Definition of FOREX (Foreign Exchange) Market
The foreign exchange (currency or forex) market exists wherever one currency is traded for another. Forex market is the largest market in the world, in terms of cash value traded, and includes trading between large banks, central banks, currency speculators, multinational corporations, governments, and other financial markets and institutions. Retail traders (small speculators) are a small part of this market and may only participate indirectly through forex brokers or market makers like PrimeFin or banks.

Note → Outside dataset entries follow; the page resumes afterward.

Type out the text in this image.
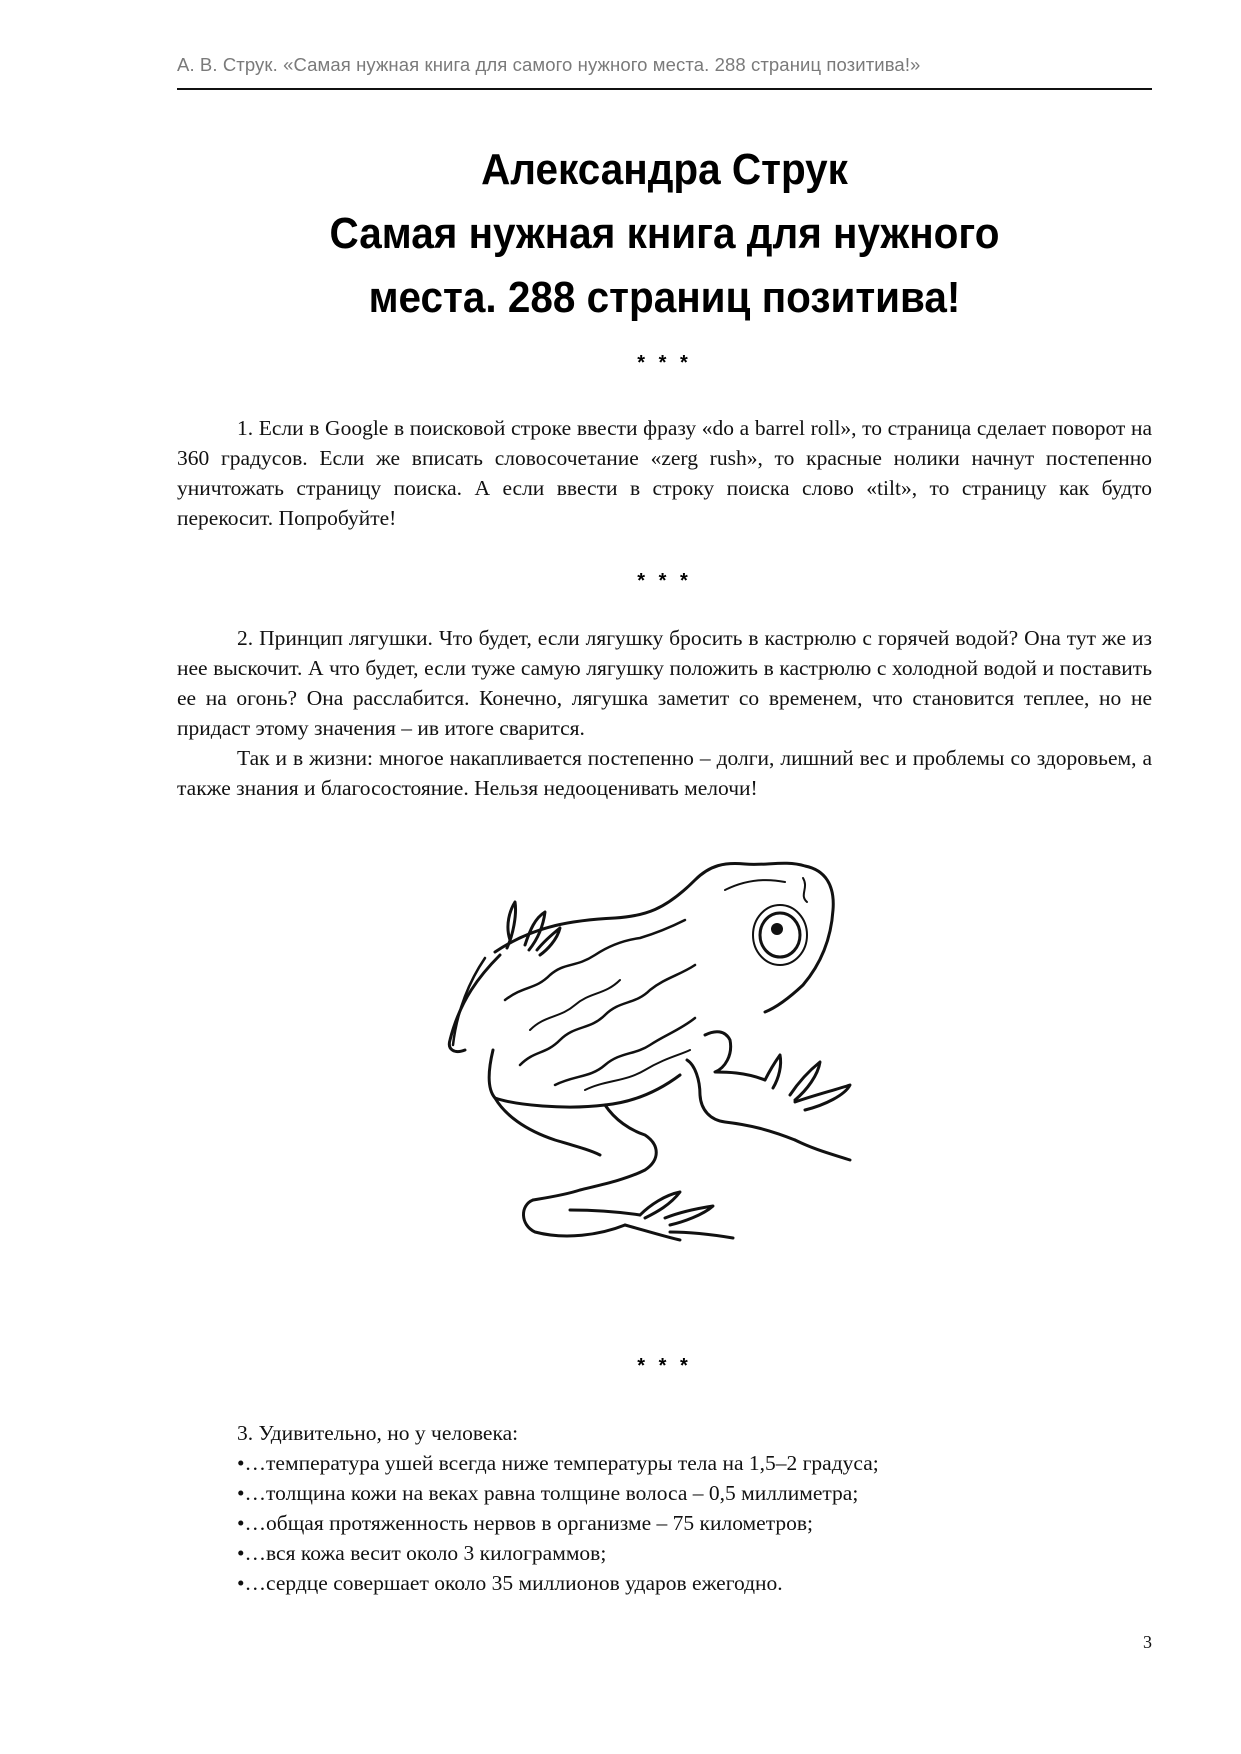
А. В. Струк. «Самая нужная книга для самого нужного места. 288 страниц позитива!»
Александра Струк
Самая нужная книга для нужного
места. 288 страниц позитива!
* * *

1. Если в Google в поисковой строке ввести фразу «do a barrel roll», то страница сделает поворот на 360 градусов. Если же вписать словосочетание «zerg rush», то красные нолики начнут постепенно уничтожать страницу поиска. А если ввести в строку поиска слово «tilt», то страницу как будто перекосит. Попробуйте!

* * *

2. Принцип лягушки. Что будет, если лягушку бросить в кастрюлю с горячей водой? Она тут же из нее выскочит. А что будет, если туже самую лягушку положить в кастрюлю с холодной водой и поставить ее на огонь? Она расслабится. Конечно, лягушка заметит со временем, что становится теплее, но не придаст этому значения – ив итоге сварится.

Так и в жизни: многое накапливается постепенно – долги, лишний вес и проблемы со здоровьем, а также знания и благосостояние. Нельзя недооценивать мелочи!

* * *
3. Удивительно, но у человека:
•…температура ушей всегда ниже температуры тела на 1,5–2 градуса;
•…толщина кожи на веках равна толщине волоса – 0,5 миллиметра;
•…общая протяженность нервов в организме – 75 километров;
•…вся кожа весит около 3 килограммов;
•…сердце совершает около 35 миллионов ударов ежегодно.
3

The Foreign Exchange & Trading Market
With international trade, the currency of one country must be exchanged for that of another for the settlement of a transaction. Institutions and corporations in the international marketplace oftentimes need a certain currency to complete a deal, or to guard themselves against the effects of currency swings and rate changes. This system involving the exchange of different currencies has created the Foreign Exchange market, or FOREX, or FX. and more correctly known as the Global Interbank Currency Exchange Market.
Like stocks, gold, and real estate investments, Foreign Exchange has become a very important tool for the investment community. Forex trading provides certain additional advantages:
You can enjoy the benefits of leverage on contracts up to fifty times your margin deposit. That is, with 1% of the absolute value of contracts, you can enter the largest marketplace in the world. As long as you are able to maintain your margin requirements on the full contract value, you can remain indefinitely in the market.
Being the largest market in the world with over $1.6 Trillion bought and sold daily, a huge volume of transactions is readily executed and cleared. Unlike futures or the stock market(learn how to trade shares), there is never a lack of buyers or sellers on the forex market. Therefore, it gives the investor the prerogative to open or close a position at will.
Forex quotes are based on spot prices regardless of the transaction size. Prices are quoted on a net basis.
Forex trade orders are executed and confirmed online or manually via a recorded phone call. Customers know immediately the rate at which the order is executed. Confirmed orders will always receive a single price execution.
Forex system contracts opened can be rolled over daily for an indefinite period subject to roll-over fees.
Investors involved in international trade can minimize their currency exposure risks by using a Forex trading system.
Operation Of The Forex Market
The International Forex Market is a non-physical market and has no central exchange. The major participants in this foreign exchange trading market are Central Banks, prime multinational banks, large corporations, brokerage houses, and individual investors. Forex agents offer various services to investors, including financial analysis, information gathering and market situation updates. Most transactions are conducted via the telephone or through online forex trading systems.
The high liquidity in the forex market is due to the enormous volume of transactions generated by the primary market called the “interbank market” where banks, large financial institutions, insurance companies, and other large corporations deal with each other in huge quantities to manage their own currency risks. The secondary over-the-counter market, where retail clients participate in forex transactions, has benefited from this liquidity provided by the big institutions.